A Novel, Completely Head-Based Neurotechnology to Treat Chronic Migraine: Surgical Technique and Considerations

Introduction: The treatment of chronic migraine via implantable neuromodulation technologies has previously shown promising clinical results. Most commonly, neurostimulation leads bilaterally target the occipital nerve (ON), with or without supraorbital nerve (SON) leads to add additional anatomical coverage. Historically, systems designed for spinal cord stimulation have been utilized for these purposes, with several device performance issues being reported such as lead migrations and fractures.

Methods: A fully implantable, battery-containing, small, integrated neurostimulator was designed to specifically target both the ON and SON. A prospective, multicenter feasibility study was undertaken to assess the device and therapy in the treatment of chronic migraine. Clinical outcomes and feedback on surgical techniques were collected.

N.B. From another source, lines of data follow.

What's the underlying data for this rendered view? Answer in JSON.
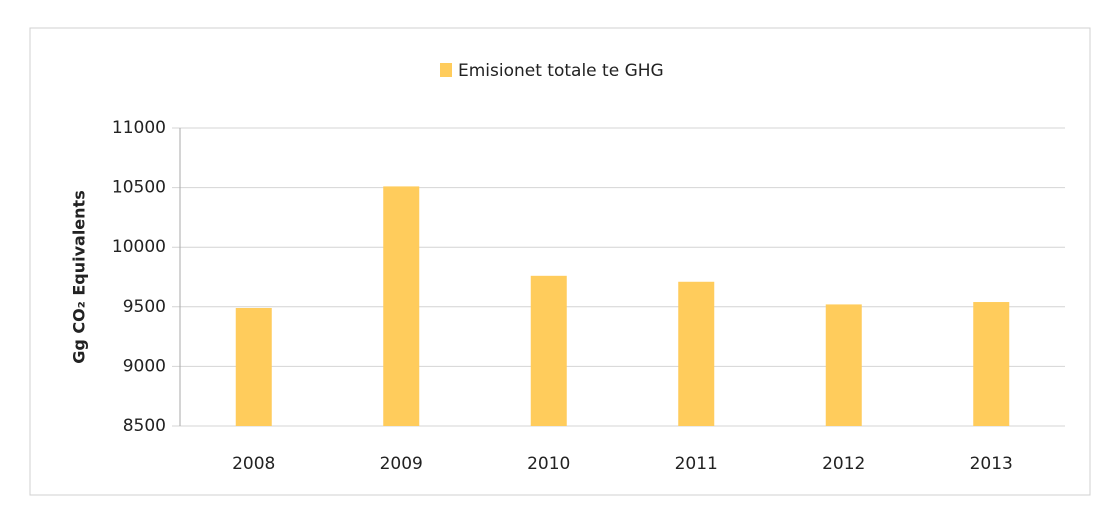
{
  "chart_data": {
    "type": "bar",
    "y_axis_label": "Gg CO₂ Equivalents",
    "legend_name": "Emisionet totale te GHG",
    "categories": [
      "2008",
      "2009",
      "2010",
      "2011",
      "2012",
      "2013"
    ],
    "values": [
      9490,
      10510,
      9760,
      9710,
      9520,
      9540
    ],
    "color": "#ffcc5c",
    "ylim": [
      8500,
      11000
    ],
    "yticks": [
      8500,
      9000,
      9500,
      10000,
      10500,
      11000
    ],
    "grid": true,
    "legend": "top"
  }
}
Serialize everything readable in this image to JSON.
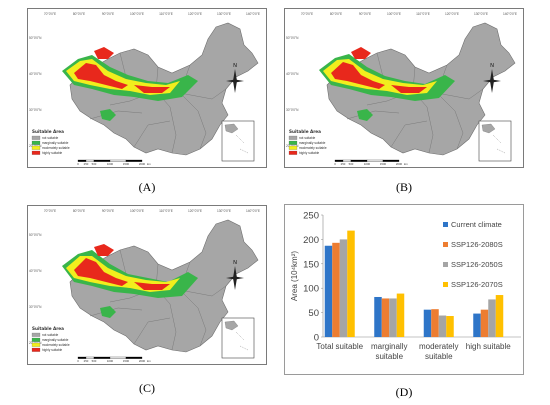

Results: Subjects (n=11) underwent bilateral placement of leads targeting ON and SON. An initial incision allowed for a pocket creation at the level of the nuchal ridge and partial implantable pulse generator (IPG) insertion. Leads were then inserted in the subcutaneous space and tunneled to the SON first, followed by the ON without the need for tunneling or lead extensions. Subjects could use the device all day if needed without an external power source. This approach was taken on both sides of the head, in two stages (right and left) resulting in efficient bilaterial coverage. Multiple indices of migraine improvement were reported. Adverse events spontaneously resolved with the most common being post-procedural soreness. No lead migrations or fractures have been reported.

Conclusion : Previous systems have utilized leads targeting head nerves that were then tunneled subcutaneously within the neck to an IPG typically located in the subscapular, subclavicular or buttock region. Having leads traverse the neck and, potentially, involving long connections across the torso can increase implantation time and risks of migration and fracture. Having a system completely regionalized to the head helps eliminate mechanical elements that contribute to device performance issues previously described.